‘Biko would’ve been outraged’Comment on this story
Cape Town -
Western Cape Premier Helen Zille has been barred from giving a lecture in memory of Steve Biko, who died 35 years ago.
Stephen Bantu Biko died in police custody on September 12, 1977.
The founder of the Black Consciousness Movement is widely regarded as a martyr of the anti-apartheid movement.
Zille told the Cape Argus she had been due to speak at the Nelson Mandela Metropolitan University in Port Elizabeth on Tuesday, but had been denied permission by the university’s management.
“They argued that there was already a lecture on Wednesday - which is an illegitimate excuse as it’s a different day and on a different campus - and that I had not been given permission of the Biko family.”
Zille said this second reason was “ludicrous” too.
“Great historical figures are spoken about all the time,” she said.
The university’s alleged argument has also raised eyebrows because Zille was famously courageous as the journalist who first broke the scandalous news about Biko’s murder in prison, writing for the Rand Daily Mail.
She has also, on numerous occasions, shared platforms with those close to Biko, such as businesswoman and activist Mamphela Ramphele, who had two children with him.
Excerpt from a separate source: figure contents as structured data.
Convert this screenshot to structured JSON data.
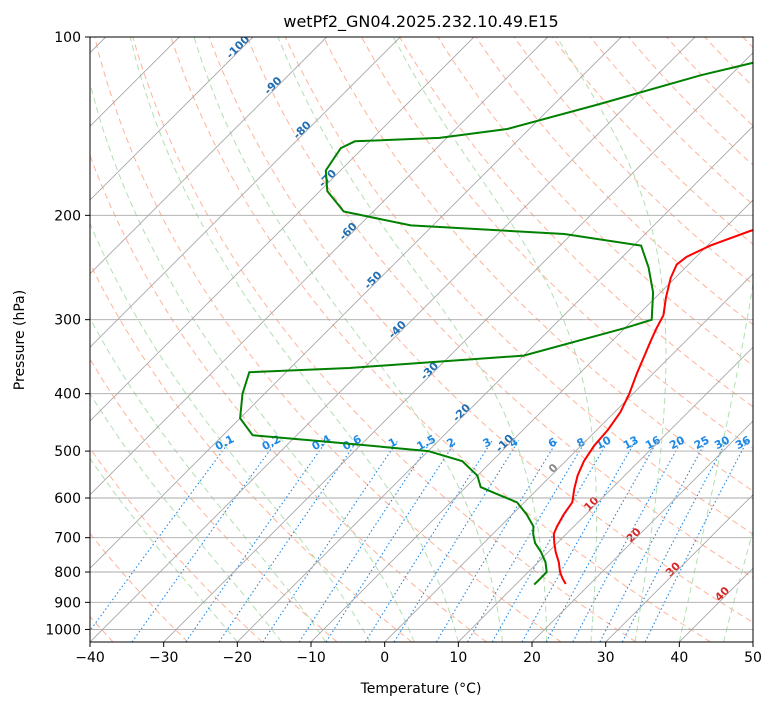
{
  "chart_data": {
    "type": "line",
    "title": "wetPf2_GN04.2025.232.10.49.E15",
    "xlabel": "Temperature (°C)",
    "ylabel": "Pressure (hPa)",
    "xlim": [
      -40,
      50
    ],
    "ylim": [
      1050,
      100
    ],
    "y_scale": "log",
    "x_ticks": [
      -40,
      -30,
      -20,
      -10,
      0,
      10,
      20,
      30,
      40,
      50
    ],
    "x_tick_labels": [
      "−40",
      "−30",
      "−20",
      "−10",
      "0",
      "10",
      "20",
      "30",
      "40",
      "50"
    ],
    "y_ticks": [
      100,
      200,
      300,
      400,
      500,
      600,
      700,
      800,
      900,
      1000
    ],
    "y_tick_labels": [
      "100",
      "200",
      "300",
      "400",
      "500",
      "600",
      "700",
      "800",
      "900",
      "1000"
    ],
    "grid": true,
    "skew": true,
    "series": [
      {
        "color": "#ff0000",
        "points": [
          [
            16.7,
            838
          ],
          [
            15.5,
            820
          ],
          [
            14.3,
            800
          ],
          [
            12.8,
            770
          ],
          [
            11.0,
            740
          ],
          [
            9.6,
            715
          ],
          [
            8.3,
            690
          ],
          [
            7.7,
            670
          ],
          [
            7.0,
            640
          ],
          [
            6.5,
            610
          ],
          [
            5.0,
            580
          ],
          [
            3.6,
            550
          ],
          [
            2.5,
            520
          ],
          [
            1.8,
            490
          ],
          [
            1.5,
            460
          ],
          [
            0.8,
            430
          ],
          [
            -0.5,
            400
          ],
          [
            -2.2,
            370
          ],
          [
            -3.6,
            345
          ],
          [
            -4.8,
            325
          ],
          [
            -5.7,
            310
          ],
          [
            -6.5,
            295
          ],
          [
            -8.6,
            275
          ],
          [
            -10.6,
            255
          ],
          [
            -11.6,
            242
          ],
          [
            -11.3,
            235
          ],
          [
            -9.6,
            225
          ],
          [
            -6.3,
            213
          ],
          [
            -3.3,
            204
          ],
          [
            -0.9,
            197
          ],
          [
            -0.5,
            186
          ],
          [
            -0.7,
            172
          ],
          [
            -1.6,
            160
          ],
          [
            -2.8,
            150
          ],
          [
            -4.2,
            142
          ],
          [
            -4.5,
            134
          ],
          [
            -5.5,
            125
          ],
          [
            -6.3,
            116
          ],
          [
            -7.8,
            108
          ],
          [
            -9.0,
            100
          ]
        ]
      },
      {
        "color": "#008000",
        "points": [
          [
            12.5,
            840
          ],
          [
            12.5,
            820
          ],
          [
            12.5,
            800
          ],
          [
            11.0,
            770
          ],
          [
            9.0,
            740
          ],
          [
            7.0,
            715
          ],
          [
            5.5,
            690
          ],
          [
            4.5,
            670
          ],
          [
            2.0,
            640
          ],
          [
            -1.0,
            610
          ],
          [
            -5.0,
            590
          ],
          [
            -8.0,
            575
          ],
          [
            -10.0,
            550
          ],
          [
            -14.0,
            520
          ],
          [
            -20.0,
            500
          ],
          [
            -35.0,
            482
          ],
          [
            -46.0,
            470
          ],
          [
            -50.0,
            440
          ],
          [
            -53.0,
            400
          ],
          [
            -55.0,
            368
          ],
          [
            -42.0,
            362
          ],
          [
            -20.0,
            345
          ],
          [
            -10.0,
            310
          ],
          [
            -7.5,
            300
          ],
          [
            -11.0,
            270
          ],
          [
            -15.0,
            245
          ],
          [
            -19.0,
            225
          ],
          [
            -31.0,
            215
          ],
          [
            -53.0,
            208
          ],
          [
            -64.0,
            197
          ],
          [
            -69.0,
            182
          ],
          [
            -72.0,
            168
          ],
          [
            -73.0,
            154
          ],
          [
            -72.0,
            150
          ],
          [
            -61.0,
            148
          ],
          [
            -53.0,
            143
          ],
          [
            -44.0,
            130
          ],
          [
            -34.0,
            116
          ],
          [
            -26.0,
            108
          ],
          [
            -19.0,
            100
          ]
        ]
      }
    ],
    "annotations": {
      "dry_adiabats": [
        "-100",
        "-90",
        "-80",
        "-70",
        "-60",
        "-50",
        "-40",
        "-30",
        "-20",
        "-10"
      ],
      "mixing_ratios": [
        "0.1",
        "0.2",
        "0.4",
        "0.6",
        "1",
        "1.5",
        "2",
        "3",
        "4",
        "6",
        "8",
        "10",
        "13",
        "16",
        "20",
        "25",
        "30",
        "36"
      ],
      "moist_adiabats": [
        "0",
        "10",
        "20",
        "30",
        "40"
      ]
    }
  }
}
“The university’s decision amounts to censorship,” Zille said. “Steve Biko would have been outraged.”
Instead, Zille visited the Walmer police station where Biko was detained and tortured during interrogation.
“It is worth recalling the most famous phrase attributed to him: ‘It is better to die for an idea that will live, than to live for an idea that will die.’
“Apartheid is dead. Biko’s ideas live on. It is incumbent on us to ensure that they are a beacon on the road to a genuine and sustainable democracy and genuine liberation,” Zille said.